Kimisi dedi ki, bu Woke akımı bir propaganda. Amaç çocuklara ahlaksızlığı dayatmak, erkekliği zayıflatmak, homoseksüelliği yaymak, nüfusu düşürmek… Böyle propagandalar var ama her propagandanın bir siyasi programı olmalı. Oysa bugün hem Avrupa hem de Kuzey Amerika’da doğurganlık oranı yeniden kadın başına 2’nin üstüne çıkarılmak isteniyor. Aşağı yukarı tüm Batı ülkelerinde para için çocuk doğumu teşviki var. Bunu Üçüncü Dünya’ya yayıyorlar derseniz, o da pek doğru değil, çünkü Batı’daki büyük LGBT propagandasının yüzde biri bile bizim gibi ülkelere sirayet etmiyor.
Peki, Woke akımı bir ideoloji mi? Bence öyle de değil. Çünkü modern ideolojilerin belirleyici yönü, bir bütünsellik iddiası, iki bilimsellik iddiası, üç iktidara gelip kendi felsefi kurgusuyla toplumu veya insanlığı ilerletme iddiasıdır. Woke akımında ise ne bütünsellik ne de insanlığı ilerletme iddiası var. Bilimsellik iddiası ise bilime hakaret gibi… Marjinal düzeyde bile bir bilimsellik referansı yok. Woke akımına illa bir ideoloji bulacaksak, belki LGBT’cilik, liberalizm, çevrecilik, feminizm aktivistlerinin ortak bloğu diyebiliriz. Kaldı ki bu akımların azıcık kendi ideolojileri varsa dahi, bu ideolojik vektörler de birbirine zıt yönlere gider.
En son seçeneğe geliyorum. Wokism bir din midir? Evet, bence Woke akımı, modern, seküler bir dindir. Ritülleri vardır. Cinselliğe dayanan bireycilik temelli bir ahlak ve varoluş felsefesi vardır. Birey, rıza, otonomi, cinsel tercih şeklinde kutsal tabuları vardır. “Genel ahlaksızlık” sloganını atarlar, ancak sözcüklerin kullanımından tutun, insanları “iptal” ederek sosyal linçe maruz bırakmaya varacak kadar uyduruk ancak katı “ahlakları” ve ahlak zabıtaları vardır.
Böyle din mi olur diyorsunuz?
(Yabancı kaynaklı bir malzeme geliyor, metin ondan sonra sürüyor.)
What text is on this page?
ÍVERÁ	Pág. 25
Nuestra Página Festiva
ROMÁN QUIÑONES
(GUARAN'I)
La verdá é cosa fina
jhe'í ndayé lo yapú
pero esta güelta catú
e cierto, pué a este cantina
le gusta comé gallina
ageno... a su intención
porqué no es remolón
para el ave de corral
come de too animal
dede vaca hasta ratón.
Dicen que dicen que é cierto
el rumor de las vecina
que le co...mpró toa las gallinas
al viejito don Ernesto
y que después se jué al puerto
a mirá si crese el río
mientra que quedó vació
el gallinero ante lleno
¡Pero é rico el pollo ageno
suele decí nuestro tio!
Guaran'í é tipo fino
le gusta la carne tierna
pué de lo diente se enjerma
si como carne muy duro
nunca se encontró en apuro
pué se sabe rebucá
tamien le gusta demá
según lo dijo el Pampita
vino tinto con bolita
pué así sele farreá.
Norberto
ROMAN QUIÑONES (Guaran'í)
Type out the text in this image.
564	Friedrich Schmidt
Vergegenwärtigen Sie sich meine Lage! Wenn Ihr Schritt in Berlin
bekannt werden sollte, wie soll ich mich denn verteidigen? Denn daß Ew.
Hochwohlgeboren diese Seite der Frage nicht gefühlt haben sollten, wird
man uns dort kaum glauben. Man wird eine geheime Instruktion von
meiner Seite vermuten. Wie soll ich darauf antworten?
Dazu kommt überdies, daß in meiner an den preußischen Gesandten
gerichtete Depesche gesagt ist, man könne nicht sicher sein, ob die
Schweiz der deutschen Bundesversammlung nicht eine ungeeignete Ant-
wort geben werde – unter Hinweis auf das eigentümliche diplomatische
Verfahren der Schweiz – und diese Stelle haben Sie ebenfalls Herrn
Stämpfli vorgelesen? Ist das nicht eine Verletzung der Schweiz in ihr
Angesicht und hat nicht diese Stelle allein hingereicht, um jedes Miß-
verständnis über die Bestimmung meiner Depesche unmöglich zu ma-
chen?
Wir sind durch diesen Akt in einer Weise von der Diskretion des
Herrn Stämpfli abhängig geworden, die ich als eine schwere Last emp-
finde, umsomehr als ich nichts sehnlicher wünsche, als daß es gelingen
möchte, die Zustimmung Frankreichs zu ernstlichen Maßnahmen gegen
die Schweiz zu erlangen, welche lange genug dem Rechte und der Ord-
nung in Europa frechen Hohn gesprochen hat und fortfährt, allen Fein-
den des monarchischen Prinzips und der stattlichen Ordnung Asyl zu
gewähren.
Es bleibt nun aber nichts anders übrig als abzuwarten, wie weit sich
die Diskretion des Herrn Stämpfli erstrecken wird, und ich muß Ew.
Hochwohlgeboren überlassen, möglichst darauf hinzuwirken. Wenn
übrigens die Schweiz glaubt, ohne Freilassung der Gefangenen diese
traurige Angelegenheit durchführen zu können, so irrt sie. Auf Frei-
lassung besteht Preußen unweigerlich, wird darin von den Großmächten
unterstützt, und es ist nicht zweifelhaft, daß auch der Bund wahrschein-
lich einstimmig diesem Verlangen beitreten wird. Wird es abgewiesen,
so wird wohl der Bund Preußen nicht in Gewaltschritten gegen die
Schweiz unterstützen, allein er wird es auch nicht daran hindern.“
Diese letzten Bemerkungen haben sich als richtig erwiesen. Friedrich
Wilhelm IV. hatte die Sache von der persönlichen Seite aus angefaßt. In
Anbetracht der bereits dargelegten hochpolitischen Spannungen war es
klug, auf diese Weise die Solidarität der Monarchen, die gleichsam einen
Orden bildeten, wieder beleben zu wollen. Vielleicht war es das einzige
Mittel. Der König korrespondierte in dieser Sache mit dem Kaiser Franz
Bunlar geleneksel din değil. Bunlara modern, seküler din diyoruz. ABD’de çıkan “kült”leri düşünün. “New age” akımlarını… Adnan Hoca gibilerini, Yoga, astroloji tarikatlarını falan…
Peki, emperyalizm neden bu yeni garip dini bu kadar çok dayatıyor. Bu kendi krizlerinden kaynaklanıyor. “Tarihin ve ideolojilerin sonunu” ilan eden Fukuyamacı kafayla, her türden ideolojiye ve felsefeye “dini dogma” damgası vuran Popper gericiliği, farkına varmaksızın emperyalizmi ve liberal ideolojiyi karşıtsız bıraktı. Böylelikle liberalizm kendini bir ideoloji olarak değil, “bireycilik”-“insan hakları”-“insan otonomisi”-“demokrasi” mitlerine dayanan bir din olarak insanlığa dayatmak zorunda kaldı.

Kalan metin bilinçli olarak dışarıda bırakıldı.